At 11:03 a.m. (0533 GMT), the rupee was at 49.95/96 to the dollar, after dipping to 50.04, a level not seen since Jan. 25, according to Thomson Reuters data, and down from Monday's close of 49.835/845.   

"The present picture of state election results indicates that the Congress-led government (in New Delhi) may not have the strength to push through reforms and (will have to) resort to populist measures in the upcoming budget," said a senior foreign exchange trader with a large private-sector bank.   

The Congress party, which leads the United Progressive Alliance's federal government, was ahead in just 28 seats out of the 403 assembly seats in the crucial north Indian state of Uttar Pradesh.   

"This means fiscal deficit will be under more pressure, something which could negatively affect stock markets and dollar inflows."   

India's main share index has risen over 13 percent and foreign investors have poured in $12.76 billion into local stocks and debt so far this year.   

The strong inflows have helped the rupee rebound 6 percent in 2012 after sliding around 16 percent last year.   

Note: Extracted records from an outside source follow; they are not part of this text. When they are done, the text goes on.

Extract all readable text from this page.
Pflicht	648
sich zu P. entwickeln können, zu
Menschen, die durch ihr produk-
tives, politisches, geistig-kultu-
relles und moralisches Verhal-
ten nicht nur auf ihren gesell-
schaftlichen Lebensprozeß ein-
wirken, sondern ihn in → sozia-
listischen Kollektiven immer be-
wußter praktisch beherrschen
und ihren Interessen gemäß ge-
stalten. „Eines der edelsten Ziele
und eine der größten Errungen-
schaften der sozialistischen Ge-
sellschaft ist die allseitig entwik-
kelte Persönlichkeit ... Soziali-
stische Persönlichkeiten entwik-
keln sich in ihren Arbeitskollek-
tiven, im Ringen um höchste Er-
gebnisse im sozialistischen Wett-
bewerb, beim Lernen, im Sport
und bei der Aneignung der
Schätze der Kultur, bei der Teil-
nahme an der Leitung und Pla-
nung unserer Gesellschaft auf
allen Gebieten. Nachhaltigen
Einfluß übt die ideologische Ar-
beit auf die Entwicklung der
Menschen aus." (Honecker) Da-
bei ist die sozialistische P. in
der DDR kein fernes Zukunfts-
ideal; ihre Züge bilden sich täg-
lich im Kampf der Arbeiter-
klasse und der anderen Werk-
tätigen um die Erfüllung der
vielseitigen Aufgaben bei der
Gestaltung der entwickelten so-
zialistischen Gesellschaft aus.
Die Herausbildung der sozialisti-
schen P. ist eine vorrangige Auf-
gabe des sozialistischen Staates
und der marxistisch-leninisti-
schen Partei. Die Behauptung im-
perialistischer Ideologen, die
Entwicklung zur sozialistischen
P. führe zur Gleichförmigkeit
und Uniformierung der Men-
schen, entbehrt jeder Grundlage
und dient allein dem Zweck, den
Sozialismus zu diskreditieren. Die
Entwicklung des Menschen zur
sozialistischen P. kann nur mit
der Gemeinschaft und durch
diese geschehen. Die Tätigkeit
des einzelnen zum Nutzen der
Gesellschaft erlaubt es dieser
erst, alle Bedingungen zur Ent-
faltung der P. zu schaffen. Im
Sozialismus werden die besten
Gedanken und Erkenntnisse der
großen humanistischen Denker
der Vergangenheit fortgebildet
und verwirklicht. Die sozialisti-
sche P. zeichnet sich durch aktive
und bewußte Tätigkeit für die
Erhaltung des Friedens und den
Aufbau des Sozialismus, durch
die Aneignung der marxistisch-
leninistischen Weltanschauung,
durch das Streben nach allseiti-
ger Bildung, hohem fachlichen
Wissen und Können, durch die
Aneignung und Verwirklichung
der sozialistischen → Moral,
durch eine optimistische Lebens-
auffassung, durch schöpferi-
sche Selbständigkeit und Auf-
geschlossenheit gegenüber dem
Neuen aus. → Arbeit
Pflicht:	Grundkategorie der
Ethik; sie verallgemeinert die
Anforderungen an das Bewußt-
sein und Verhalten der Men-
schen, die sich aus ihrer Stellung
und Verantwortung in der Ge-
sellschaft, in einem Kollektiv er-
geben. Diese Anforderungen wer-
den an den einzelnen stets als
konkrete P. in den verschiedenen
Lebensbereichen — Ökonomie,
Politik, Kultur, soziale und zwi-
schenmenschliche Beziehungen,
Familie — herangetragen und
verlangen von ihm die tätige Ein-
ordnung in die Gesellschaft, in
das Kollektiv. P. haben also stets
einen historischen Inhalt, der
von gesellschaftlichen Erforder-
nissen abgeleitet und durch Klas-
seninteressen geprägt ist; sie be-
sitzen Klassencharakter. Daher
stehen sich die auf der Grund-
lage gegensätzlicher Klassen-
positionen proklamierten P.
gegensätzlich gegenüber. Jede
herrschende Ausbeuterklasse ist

Government data last month showed the country's fiscal deficit during April to January was 105.4 percent of the full-year target.    

"It is quite possible that the rupee may slip to 51, if the negative sentiment continues," said a foreign exchange dealer with a state-owned bank.   

In such a situation, intervention from the Reserve Bank of India is a key to arrest the rupee's fall, traders said.   

The RBI has been actively intervening in the foreign exchange market to support the rupee, which had touched a record low of 54.30 on Dec. 15, by selling dollars and also taking steps to curb speculation and boost dollar inflows.   

In December, the RBI sold more than $9 billion in the spot and forwards markets, its biggest intervention in nearly three-and-half years, data released by the RBI in February showed.    

The one-month offshore non-deliverable forward contracts were at 50.43.   

In the currency futures market, the most-traded near-month dollar-rupee contracts on the National Stock Exchange, the MCX-SX and the United Stock Exchange all ended around 50.29, on a total volume of $1.07 billion.